Pour se maintenir et faire l’objet d’un contrôle, il fallait tout de même que ce « sonore » trouve des limites. On inventa alors un système clair qui se voulait sage et qui justifiait son existence.  On inventa ce qu’on appelle le « système bien tempéré » appelé aussi « système tonal ».

C’est un système qui a rendu nos oreilles infirmes en nous condamnant à ne plus entendre que 12 demi-tons. Si bien que quand nous entendons chanter des Turcs, ou des Chinois, ou encore d’autres peuples traditionnels, nous pensons qu’ils chantent faux.

Ce système s’est répandu progressivement dans tout l’Occident, créant ainsi ce que nous appelons la « musique pure », appelée au conservatoire « musique savante ». La mélodie se dégageait de la parole et prenait une vie indépendante avec la complicité d’instruments de plus en plus performants.
Cette musique pure devint musique « objets » à fabriquer. Elle versa dans ce qu’on appelle « l’esthétique ». Comme le « sonore » n’avait plus de sens, il se créa des références purement émotionnelles et jouissives. Le « musical » ne fut plus abordé que par les fantasmes tout en s’assujettissant de plus en plus à un système de goûts.
La dynamique relationnelle du rythme musical lié à la parole fait place alors à un système de fabrication d’objets échangeables et commercialisables.
Au 17ème siècle, Jean-Philippe Rameau et son traité d’harmonie scelleront ce régime dans lequel nous baignons encore aujourd’hui.
Les sons du réel ne sont plus perçus que par un tripotage de sons algébrosés.

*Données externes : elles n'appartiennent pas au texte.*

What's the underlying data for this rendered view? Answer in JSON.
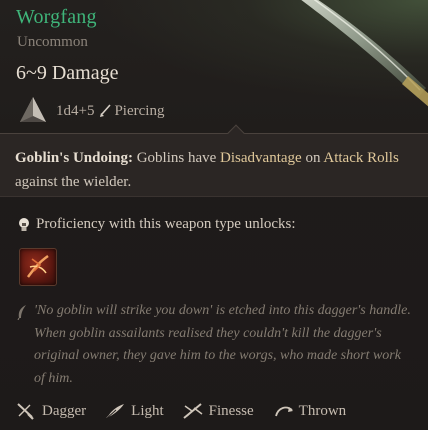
{
  "item": {
    "name": "Worgfang",
    "rarity": "Uncommon",
    "damage": "6~9 Damage",
    "dice": "1d4+5",
    "damage_type": "Piercing",
    "icons": {
      "weapon": "dagger-blade-image",
      "dice": "d4-die-icon",
      "damage_type": "piercing-icon"
    },
    "colors": {
      "rarity_name": "#3fb57a",
      "keyword": "#e0c89a"
    }
  },
  "passive": {
    "name": "Goblin's Undoing:",
    "text_parts": [
      "Goblins have",
      "Disadvantage",
      "on",
      "Attack Rolls",
      "against the wielder."
    ]
  },
  "proficiency": {
    "label": "Proficiency with this weapon type unlocks:",
    "icon": "lightbulb-icon",
    "action_icon": "flourish-action-icon"
  },
  "lore": {
    "icon": "quill-icon",
    "text": "'No goblin will strike you down' is etched into this dagger's handle. When goblin assailants realised they couldn't kill the dagger's original owner, they gave him to the worgs, who made short work of him."
  },
  "properties": [
    {
      "label": "Dagger",
      "icon": "dagger-icon"
    },
    {
      "label": "Light",
      "icon": "feather-icon"
    },
    {
      "label": "Finesse",
      "icon": "finesse-icon"
    },
    {
      "label": "Thrown",
      "icon": "thrown-icon"
    }
  ]
}
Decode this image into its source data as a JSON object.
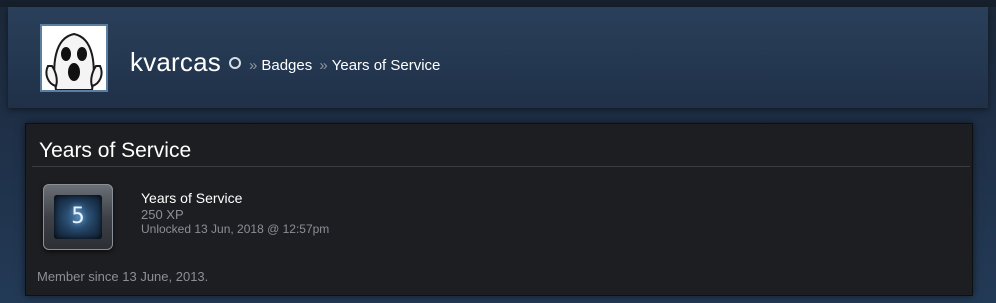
{
  "profile": {
    "username": "kvarcas",
    "avatar_icon": "ghost-face-icon",
    "status_icon": "online-status-ring-icon"
  },
  "breadcrumb": {
    "separator": "»",
    "items": [
      "Badges",
      "Years of Service"
    ]
  },
  "badge_panel": {
    "title": "Years of Service",
    "badge": {
      "icon": "years-of-service-badge-icon",
      "level": "5",
      "name": "Years of Service",
      "xp": "250 XP",
      "unlocked": "Unlocked 13 Jun, 2018 @ 12:57pm"
    },
    "member_since": "Member since 13 June, 2013."
  },
  "colors": {
    "background": "#1b2838",
    "panel": "#1d1e21",
    "muted_text": "#8a8f96",
    "text": "#ffffff"
  }
}
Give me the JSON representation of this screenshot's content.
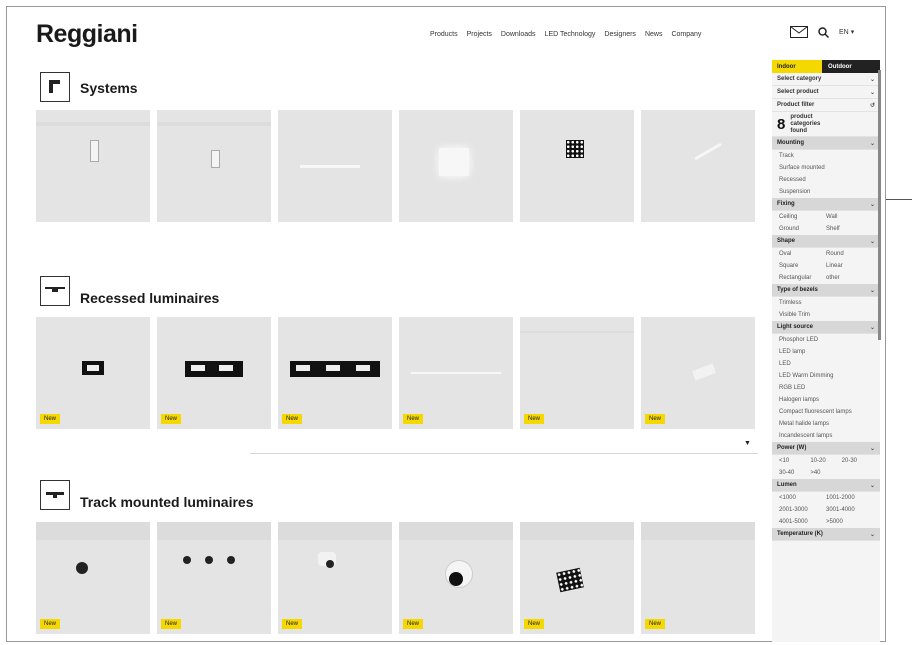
{
  "header": {
    "logo": "Reggiani",
    "nav": [
      "Products",
      "Projects",
      "Downloads",
      "LED Technology",
      "Designers",
      "News",
      "Company"
    ],
    "lang": "EN"
  },
  "sections": [
    {
      "title": "Systems",
      "icon": "systems-icon",
      "badges": [
        "",
        "",
        "",
        "",
        "",
        ""
      ]
    },
    {
      "title": "Recessed luminaires",
      "icon": "recessed-icon",
      "badges": [
        "New",
        "New",
        "New",
        "New",
        "New",
        "New"
      ]
    },
    {
      "title": "Track mounted luminaires",
      "icon": "track-icon",
      "badges": [
        "New",
        "New",
        "New",
        "New",
        "New",
        "New"
      ]
    }
  ],
  "panel": {
    "tab_left": "Indoor",
    "tab_right": "Outdoor",
    "select_category": "Select category",
    "select_product": "Select product",
    "product_filter": "Product filter",
    "count": "8",
    "count_text": "product categories found",
    "mounting": {
      "title": "Mounting",
      "items": [
        "Track",
        "Surface mounted",
        "Recessed",
        "Suspension"
      ]
    },
    "fixing": {
      "title": "Fixing",
      "items": [
        "Ceiling",
        "Wall",
        "Ground",
        "Shelf"
      ]
    },
    "shape": {
      "title": "Shape",
      "items": [
        "Oval",
        "Round",
        "Square",
        "Linear",
        "Rectangular",
        "other"
      ]
    },
    "bezels": {
      "title": "Type of bezels",
      "items": [
        "Trimless",
        "Visible Trim"
      ]
    },
    "light": {
      "title": "Light source",
      "items": [
        "Phosphor LED",
        "LED lamp",
        "LED",
        "LED Warm Dimming",
        "RGB LED",
        "Halogen lamps",
        "Compact fluorescent lamps",
        "Metal halide lamps",
        "Incandescent lamps"
      ]
    },
    "power": {
      "title": "Power (W)",
      "items": [
        "<10",
        "10-20",
        "20-30",
        "30-40",
        ">40"
      ]
    },
    "lumen": {
      "title": "Lumen",
      "items": [
        "<1000",
        "1001-2000",
        "2001-3000",
        "3001-4000",
        "4001-5000",
        ">5000"
      ]
    },
    "temperature": {
      "title": "Temperature (K)"
    }
  },
  "colors": {
    "accent": "#f5d800",
    "tile": "#e4e4e4",
    "dark": "#222222"
  }
}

Ce qui est intéressant à souligner c’est que ce système, comme tous les systèmes, est matriciel et conformant.

 

Je définirais bien la musicothérapie active comme la cure qui tendrait à nous réconcilier avec le son des choses du réel et ainsi nous réconcilier avec ce qui nous a fabriqué.
C’est un peu comme dans l’Odyssée. Lorsque Ulysse va passer au pays des Sirènes, il fait un pacte avec ses matelots. Il leur demande de le lier au mat du bateau. « Si je demande à être délié, serrez un peu plus les cordes ».
Il fabrique alors un gâteau avec de la cire et du miel. Puis il en fait des petites boules qu’il place dans les oreilles de ses amis.
Passent alors les sirènes aux chants fascinants et terrifiants. Il demande à ce qu’on lui enlève les cordes mais les matelots resserrent les liens.
Arrivé hors de danger, on le délie.

Pascal Quignard, qui raconte des choses bien intéressantes sur les origines du son, fait remarquer que dans la littérature grecque, c’est la première fois où l’on utilise le terme « analyse » qui signifie « déliement », « dissolution ».
Le mot Grec "analysan" clos l'histoire d'Ulysse en le déliant du mat.

LE RAPPORT AU MONDE

Pour titrer mon topo, j’ai emprunté une phrase à Marcel Jousse : « Nous recevons le monde par les gestes que nous lui infligeons. »
Il ajoute « qu’il s’agit d’une sorte de duel tragique ».
Ceux qui connaissent un peu Marcel Jousse y retrouveront la substance du mimisme.